Gelöschtes Mitglied 15780

Gast
"Und keiner mehr kennt mich auch hier" (Eichendorff)
 
G

Gelöschtes Mitglied 15780

Gast
Danke, Walther!

Ich dachte schon, die Bewertungsfunktion wäre kaputt (nach der Tilgung der vielen Einser-Sterntaler, die mir vor drei Jahren ins letzte Hemd fielen), oder das Gedicht wäre nach der Wiederherstellung vor einer Woche nur mir selbst sichtbar, wie ein Traum, eine Halluzination oder ein schmeichelhafter Selbstbetrug.

grusz, hansz
 

Scal

Mitglied
Ohne Hindeutungsfinger auf das Intentionsquellgebiet werden inhaltliche Interpretationen immer reduktionistische Tastversuche bleiben.

Orgasmusweisheitslichtbogen ... Ton der Lethewechselstromortschnellen ...Forellen zückten ...

Tschuldige!, ich assoziiere: ... Kundaliniyogalyrik ... Manipura kopuliert mit Ajna ...

Gruß
Scal
 
G

Gelöschtes Mitglied 15780

Gast
"Orgasmus" ist in der Tat schwer zu erklären. Vielleicht kommt das Verstehen von Hegels "Wissenschaft der Logik" dem nahe, die ersten zwei Seiten über "Sein" und "Nichts".

"Weißlichtbogen" - wie heißen die gleißenden Lichtbögen der schweißenden Elektrophysiker?
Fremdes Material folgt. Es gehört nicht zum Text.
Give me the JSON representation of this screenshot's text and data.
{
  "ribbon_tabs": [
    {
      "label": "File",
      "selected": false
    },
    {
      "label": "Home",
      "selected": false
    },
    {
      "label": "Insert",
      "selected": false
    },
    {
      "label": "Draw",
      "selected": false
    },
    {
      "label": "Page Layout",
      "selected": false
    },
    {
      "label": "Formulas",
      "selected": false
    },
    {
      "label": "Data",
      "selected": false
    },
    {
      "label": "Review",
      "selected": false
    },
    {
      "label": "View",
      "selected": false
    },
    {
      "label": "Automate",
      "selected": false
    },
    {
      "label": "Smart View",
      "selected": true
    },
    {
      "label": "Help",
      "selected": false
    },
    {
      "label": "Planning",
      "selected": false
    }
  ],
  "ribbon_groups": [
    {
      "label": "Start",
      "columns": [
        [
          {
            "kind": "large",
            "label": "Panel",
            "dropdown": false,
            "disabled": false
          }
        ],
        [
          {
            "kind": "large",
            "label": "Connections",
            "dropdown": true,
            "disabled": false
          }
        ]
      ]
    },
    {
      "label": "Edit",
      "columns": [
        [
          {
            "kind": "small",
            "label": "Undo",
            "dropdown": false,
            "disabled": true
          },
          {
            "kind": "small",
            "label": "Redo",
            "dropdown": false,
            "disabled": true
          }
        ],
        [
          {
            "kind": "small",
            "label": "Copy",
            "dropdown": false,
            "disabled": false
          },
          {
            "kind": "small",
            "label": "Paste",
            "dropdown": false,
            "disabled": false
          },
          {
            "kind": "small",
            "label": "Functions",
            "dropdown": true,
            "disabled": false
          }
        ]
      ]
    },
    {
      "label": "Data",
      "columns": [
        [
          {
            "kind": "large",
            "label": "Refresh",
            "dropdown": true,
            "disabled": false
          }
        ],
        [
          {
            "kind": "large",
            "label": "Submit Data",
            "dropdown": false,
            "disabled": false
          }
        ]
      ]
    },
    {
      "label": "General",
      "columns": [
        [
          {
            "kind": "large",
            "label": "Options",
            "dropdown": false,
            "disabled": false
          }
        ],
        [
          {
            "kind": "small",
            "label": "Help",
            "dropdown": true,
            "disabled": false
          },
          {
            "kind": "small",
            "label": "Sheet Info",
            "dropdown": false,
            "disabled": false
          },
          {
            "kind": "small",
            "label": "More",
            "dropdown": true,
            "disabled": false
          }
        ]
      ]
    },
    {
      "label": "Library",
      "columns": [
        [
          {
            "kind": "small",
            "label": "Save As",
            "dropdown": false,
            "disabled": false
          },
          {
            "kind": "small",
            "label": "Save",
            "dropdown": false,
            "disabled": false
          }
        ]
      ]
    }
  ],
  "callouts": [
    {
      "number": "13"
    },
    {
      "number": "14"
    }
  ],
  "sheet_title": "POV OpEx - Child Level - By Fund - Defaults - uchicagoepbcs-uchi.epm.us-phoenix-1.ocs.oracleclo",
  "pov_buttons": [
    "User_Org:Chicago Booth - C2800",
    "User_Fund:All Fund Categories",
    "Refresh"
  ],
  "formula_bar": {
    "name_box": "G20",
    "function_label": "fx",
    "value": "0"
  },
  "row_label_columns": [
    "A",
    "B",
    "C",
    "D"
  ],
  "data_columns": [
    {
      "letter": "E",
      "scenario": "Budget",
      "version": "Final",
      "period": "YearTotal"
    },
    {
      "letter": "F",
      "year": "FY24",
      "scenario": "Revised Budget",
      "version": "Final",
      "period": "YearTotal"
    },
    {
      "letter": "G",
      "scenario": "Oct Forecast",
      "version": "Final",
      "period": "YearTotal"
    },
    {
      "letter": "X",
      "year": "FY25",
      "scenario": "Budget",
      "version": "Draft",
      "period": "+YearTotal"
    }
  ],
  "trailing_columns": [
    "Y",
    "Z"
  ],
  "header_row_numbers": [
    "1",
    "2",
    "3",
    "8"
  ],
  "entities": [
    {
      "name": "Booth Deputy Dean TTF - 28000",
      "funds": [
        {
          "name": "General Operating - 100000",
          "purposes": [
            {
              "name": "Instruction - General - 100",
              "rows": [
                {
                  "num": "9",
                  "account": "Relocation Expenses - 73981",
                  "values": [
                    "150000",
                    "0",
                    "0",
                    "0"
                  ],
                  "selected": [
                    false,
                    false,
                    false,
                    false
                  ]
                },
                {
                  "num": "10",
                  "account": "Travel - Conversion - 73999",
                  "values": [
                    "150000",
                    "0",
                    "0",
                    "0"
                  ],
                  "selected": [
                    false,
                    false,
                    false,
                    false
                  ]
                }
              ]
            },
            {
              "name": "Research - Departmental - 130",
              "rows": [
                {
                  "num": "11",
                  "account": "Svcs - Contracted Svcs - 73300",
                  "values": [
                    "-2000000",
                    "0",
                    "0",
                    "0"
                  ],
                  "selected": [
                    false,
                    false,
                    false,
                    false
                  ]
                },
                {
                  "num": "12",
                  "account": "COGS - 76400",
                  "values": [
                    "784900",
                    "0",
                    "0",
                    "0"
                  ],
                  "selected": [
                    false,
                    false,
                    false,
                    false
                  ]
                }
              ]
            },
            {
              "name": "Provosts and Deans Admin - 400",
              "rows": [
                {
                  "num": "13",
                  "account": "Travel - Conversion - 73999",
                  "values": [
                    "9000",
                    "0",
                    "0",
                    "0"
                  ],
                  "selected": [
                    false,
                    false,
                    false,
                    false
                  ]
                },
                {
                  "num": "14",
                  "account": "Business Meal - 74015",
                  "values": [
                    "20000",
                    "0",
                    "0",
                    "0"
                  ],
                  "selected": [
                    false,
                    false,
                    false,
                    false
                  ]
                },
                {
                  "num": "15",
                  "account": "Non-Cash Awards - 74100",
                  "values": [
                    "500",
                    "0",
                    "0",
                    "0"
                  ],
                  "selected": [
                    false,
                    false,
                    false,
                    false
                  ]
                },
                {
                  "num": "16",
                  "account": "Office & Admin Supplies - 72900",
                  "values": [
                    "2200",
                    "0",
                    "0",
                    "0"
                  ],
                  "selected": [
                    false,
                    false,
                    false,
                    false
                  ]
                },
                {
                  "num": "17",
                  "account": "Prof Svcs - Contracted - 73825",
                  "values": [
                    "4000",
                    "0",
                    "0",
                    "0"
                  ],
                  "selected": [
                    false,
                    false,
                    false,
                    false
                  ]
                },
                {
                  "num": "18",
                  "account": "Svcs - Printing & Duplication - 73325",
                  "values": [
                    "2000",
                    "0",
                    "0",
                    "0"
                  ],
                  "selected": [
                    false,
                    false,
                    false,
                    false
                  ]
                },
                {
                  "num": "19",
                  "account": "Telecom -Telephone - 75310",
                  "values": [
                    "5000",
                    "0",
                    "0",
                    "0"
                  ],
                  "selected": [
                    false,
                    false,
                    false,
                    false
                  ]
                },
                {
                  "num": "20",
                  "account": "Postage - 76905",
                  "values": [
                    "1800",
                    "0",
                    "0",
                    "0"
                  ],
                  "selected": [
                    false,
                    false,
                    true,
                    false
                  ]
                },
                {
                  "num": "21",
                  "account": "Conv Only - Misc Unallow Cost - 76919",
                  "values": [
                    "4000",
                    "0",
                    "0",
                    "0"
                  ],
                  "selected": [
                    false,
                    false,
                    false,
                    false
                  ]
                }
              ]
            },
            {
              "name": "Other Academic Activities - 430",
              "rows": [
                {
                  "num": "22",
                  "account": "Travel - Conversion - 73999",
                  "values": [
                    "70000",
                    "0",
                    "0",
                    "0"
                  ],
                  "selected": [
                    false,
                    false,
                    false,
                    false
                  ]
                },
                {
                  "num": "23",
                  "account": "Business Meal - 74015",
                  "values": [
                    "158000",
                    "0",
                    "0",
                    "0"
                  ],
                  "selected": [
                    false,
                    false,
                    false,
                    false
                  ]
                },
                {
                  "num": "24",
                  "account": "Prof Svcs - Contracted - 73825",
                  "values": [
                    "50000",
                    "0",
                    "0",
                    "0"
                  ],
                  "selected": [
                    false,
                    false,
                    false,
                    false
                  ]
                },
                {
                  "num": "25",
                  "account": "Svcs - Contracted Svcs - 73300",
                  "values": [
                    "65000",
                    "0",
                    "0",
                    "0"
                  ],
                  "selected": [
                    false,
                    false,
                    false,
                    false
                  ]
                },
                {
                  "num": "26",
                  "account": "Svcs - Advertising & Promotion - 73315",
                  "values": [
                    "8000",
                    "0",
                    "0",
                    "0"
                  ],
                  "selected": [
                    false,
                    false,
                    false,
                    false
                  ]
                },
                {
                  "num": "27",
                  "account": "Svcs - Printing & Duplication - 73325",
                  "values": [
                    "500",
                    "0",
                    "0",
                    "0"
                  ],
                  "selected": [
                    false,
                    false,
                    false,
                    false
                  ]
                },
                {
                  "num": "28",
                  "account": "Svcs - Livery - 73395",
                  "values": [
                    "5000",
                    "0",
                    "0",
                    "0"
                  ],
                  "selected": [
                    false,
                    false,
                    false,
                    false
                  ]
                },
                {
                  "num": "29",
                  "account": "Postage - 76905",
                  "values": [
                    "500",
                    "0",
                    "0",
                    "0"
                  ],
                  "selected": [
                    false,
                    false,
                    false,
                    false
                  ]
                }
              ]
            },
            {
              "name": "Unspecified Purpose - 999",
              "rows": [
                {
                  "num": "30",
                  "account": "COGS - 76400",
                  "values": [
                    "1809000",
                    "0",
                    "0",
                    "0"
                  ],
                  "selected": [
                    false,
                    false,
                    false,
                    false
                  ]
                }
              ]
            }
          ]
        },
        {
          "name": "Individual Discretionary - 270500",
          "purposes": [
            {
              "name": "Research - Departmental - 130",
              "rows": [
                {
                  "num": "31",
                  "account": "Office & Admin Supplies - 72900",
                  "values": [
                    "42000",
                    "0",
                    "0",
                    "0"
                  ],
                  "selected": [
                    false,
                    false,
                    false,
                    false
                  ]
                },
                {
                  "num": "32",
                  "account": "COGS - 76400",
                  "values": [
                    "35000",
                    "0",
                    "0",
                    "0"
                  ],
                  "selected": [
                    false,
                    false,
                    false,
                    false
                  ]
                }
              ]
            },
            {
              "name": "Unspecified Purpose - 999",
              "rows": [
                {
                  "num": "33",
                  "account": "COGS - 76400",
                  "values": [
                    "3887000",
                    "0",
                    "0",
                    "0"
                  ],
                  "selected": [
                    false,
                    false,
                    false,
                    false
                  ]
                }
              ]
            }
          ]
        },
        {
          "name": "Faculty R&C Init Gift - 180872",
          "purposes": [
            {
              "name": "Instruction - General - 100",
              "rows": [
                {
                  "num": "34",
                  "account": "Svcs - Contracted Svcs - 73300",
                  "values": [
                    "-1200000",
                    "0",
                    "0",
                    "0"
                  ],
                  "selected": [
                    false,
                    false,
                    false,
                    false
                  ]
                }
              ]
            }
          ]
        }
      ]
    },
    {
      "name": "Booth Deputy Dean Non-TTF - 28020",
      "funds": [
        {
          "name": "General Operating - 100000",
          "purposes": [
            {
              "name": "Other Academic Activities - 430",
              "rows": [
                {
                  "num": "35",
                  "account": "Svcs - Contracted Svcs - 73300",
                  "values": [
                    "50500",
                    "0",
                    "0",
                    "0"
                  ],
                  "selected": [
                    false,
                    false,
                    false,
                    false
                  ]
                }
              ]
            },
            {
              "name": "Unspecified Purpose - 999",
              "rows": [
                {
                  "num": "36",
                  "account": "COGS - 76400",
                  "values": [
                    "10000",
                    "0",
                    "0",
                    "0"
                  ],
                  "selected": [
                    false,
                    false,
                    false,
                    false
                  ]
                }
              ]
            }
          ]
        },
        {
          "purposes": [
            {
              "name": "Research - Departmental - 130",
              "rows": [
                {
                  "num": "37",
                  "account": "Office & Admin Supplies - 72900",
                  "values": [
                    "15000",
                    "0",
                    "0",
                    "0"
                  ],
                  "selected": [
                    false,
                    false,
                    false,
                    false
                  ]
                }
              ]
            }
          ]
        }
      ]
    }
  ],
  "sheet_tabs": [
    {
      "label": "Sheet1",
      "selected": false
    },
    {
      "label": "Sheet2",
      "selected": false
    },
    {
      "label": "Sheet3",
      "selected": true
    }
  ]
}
Hab ich vergessen. Aber die stünden mir vor Augen, wenn sie nicht so schmerzhaft blendeten. Man braucht einen Sichtschutz.

"Stromschnellen" sind zum guten Schluß durch eine mutwillige sprachliche Klippe gestört: Der Wechsel konkretisiert sich sprachlich im Palindrom "strom - morts", wobei die wechselweise Umkehrung von Strom zu Morts zwischen Mord und mortuum landet, und das fünfzig mal pro Sekunde. Ein tiefer Brummton.
 
G

Gelöschtes Mitglied 15780

Gast
ach so, ja, das "Intentionsquellgebiet".

Nein, Scal,

die Geschichte ist soweit abgekoppelt vom "Danaiden"-Mythos, daß nur die skurrile "50:50" übriggeblieben ist. Und die Namen der beiden Fünfzigergruppen: Aigyptos-Söhne und Danaos-Töchter.
Wer da warum Schutz bei Wemauchimmer gesucht hat, ist nicht Thema geworden wie im "Hiketiden"-Titel des Euripides-Werkes. Deshalb ist auch der Hinweis von blackout auf meine Altphilologen-Bildung völlig verfehlt. Es wird eben nicht das Werk des Euripides, und erwähnenswerterweise (oder auch eben nicht erwähnungsnotwendig) auch nicht das ältere des Aischylos, hier vorausgesetzt.
Ja, noch eine kleine Gemeinsamkeit: Die Danaiden in der Unterwelt. Die Lethe ist der Unterweltstrom, aus dem die Seelen Vergessen "trinken". Aber das wird hier in der Doppeldeutigkeit des "Stroms" aufgehoben.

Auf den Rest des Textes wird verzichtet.